The Lessons of Cooking School

Learning the first principles of cooking at culinary school

The Lessons of Cooking School
Photo by Pylyp Sukhenko / Unsplash

I’ve taken the last two weeks off from all things Uncharted to attend a 2-week bootcamp at a culinary school in Vancouver, B.C. on plant-based cooking. I approached with two goals: 1) learn the first principles that underpin all cooking, and 2) develop more culinary creativity by operating within the dietary constraints of plant-based cooking where butter, cream, cheese, and meat are all unavailable, leading to inventive recipes and surprising substitutions.

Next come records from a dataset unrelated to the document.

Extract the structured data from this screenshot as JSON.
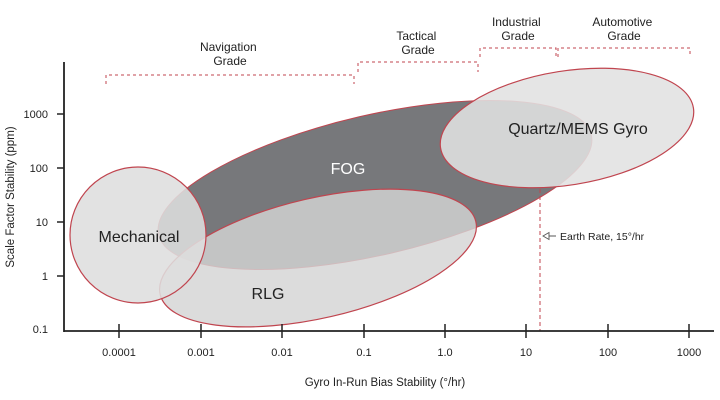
{
  "axes": {
    "x_title": "Gyro In-Run Bias Stability (°/hr)",
    "y_title": "Scale Factor Stability (ppm)",
    "x_ticks": [
      "0.0001",
      "0.001",
      "0.01",
      "0.1",
      "1.0",
      "10",
      "100",
      "1000"
    ],
    "y_ticks": [
      "1000",
      "100",
      "10",
      "1",
      "0.1"
    ]
  },
  "grades": {
    "navigation": [
      "Navigation",
      "Grade"
    ],
    "tactical": [
      "Tactical",
      "Grade"
    ],
    "industrial": [
      "Industrial",
      "Grade"
    ],
    "automotive": [
      "Automotive",
      "Grade"
    ]
  },
  "regions": {
    "fog": "FOG",
    "rlg": "RLG",
    "mechanical": "Mechanical",
    "quartz": "Quartz/MEMS Gyro"
  },
  "annotation": {
    "earth_rate": "Earth Rate, 15°/hr"
  },
  "colors": {
    "fog_fill": "#6b6d70",
    "light_fill": "#d9d9d9",
    "outline_red": "#c0454f",
    "axis": "#222222"
  }
}
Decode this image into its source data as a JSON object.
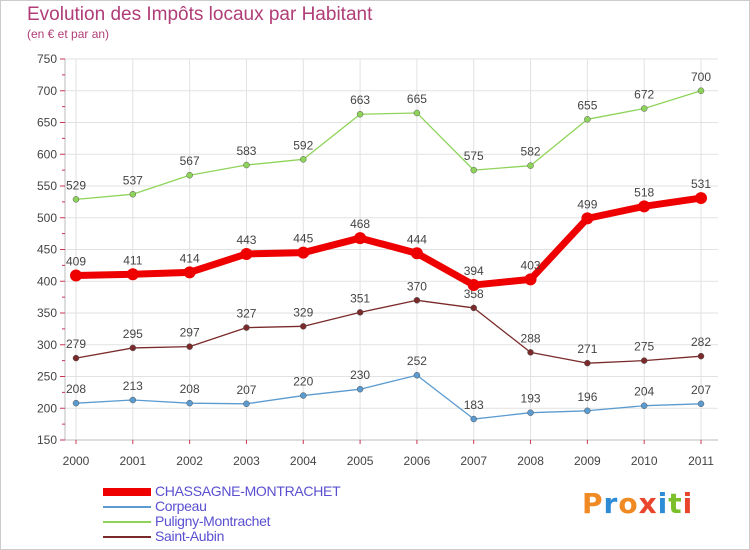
{
  "title": "Evolution des Impôts locaux par Habitant",
  "subtitle": "(en € et par an)",
  "logo": {
    "text": "Proxiti",
    "colors": [
      "#f08a24",
      "#2e8bd6",
      "#f08a24",
      "#e8452c",
      "#2e8bd6",
      "#7bbf2a",
      "#e8452c"
    ]
  },
  "chart_data": {
    "type": "line",
    "x": [
      "2000",
      "2001",
      "2002",
      "2003",
      "2004",
      "2005",
      "2006",
      "2007",
      "2008",
      "2009",
      "2010",
      "2011"
    ],
    "ylim": [
      150,
      750
    ],
    "yticks": [
      "150",
      "200",
      "250",
      "300",
      "350",
      "400",
      "450",
      "500",
      "550",
      "600",
      "650",
      "700",
      "750"
    ],
    "grid": true,
    "legend_position": "bottom-left",
    "series": [
      {
        "name": "CHASSAGNE-MONTRACHET",
        "color": "#ee0000",
        "values": [
          409,
          411,
          414,
          443,
          445,
          468,
          444,
          394,
          403,
          499,
          518,
          531
        ]
      },
      {
        "name": "Corpeau",
        "color": "#5b9bd0",
        "values": [
          208,
          213,
          208,
          207,
          220,
          230,
          252,
          183,
          193,
          196,
          204,
          207
        ]
      },
      {
        "name": "Puligny-Montrachet",
        "color": "#8fd45a",
        "values": [
          529,
          537,
          567,
          583,
          592,
          663,
          665,
          575,
          582,
          655,
          672,
          700
        ]
      },
      {
        "name": "Saint-Aubin",
        "color": "#7a2a2a",
        "values": [
          279,
          295,
          297,
          327,
          329,
          351,
          370,
          358,
          288,
          271,
          275,
          282
        ]
      }
    ]
  }
}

This course ended up being one of the best things I have ever done (and I believe one of the highest ROI things I will ever do...it will fundamentally change every meal I make for the rest of my life). The course was a change of pace from the routines at Uncharted: I loved the tactile, physical dexterity needed to wield a knife, the sensory intelligence needed to evaluate the ripeness of a fresh tomato, the intellectual understanding needed to perceive how heat, acid, fat, and time change the chemical composition of ingredients, the creative vision needed to imagine a dish, and the strategic planning needed to script the key moves so it all came together at the same time. But perhaps most of all, I loved how the first principles of cooking invite us to let go of adhering to the check-lists in a recipe book where there is only one right way and instead trust ourselves, develop good kitchen judgment, rely on our taste-buds, and embrace the inevitable imperfections of taking something from idea to reality within just a few minutes or hours. The kitchen is the original rapid-prototyping workshop, it is the stage where we can apprentice in the human work of creating something from nothing, of course-correcting as we go by constantly tasting, re-flavoring, and tasting again, and of extending the grace to ourselves when the food didn’t come out exactly the way we envisioned. It’s just one meal, and if we’re lucky, we can try again tomorrow.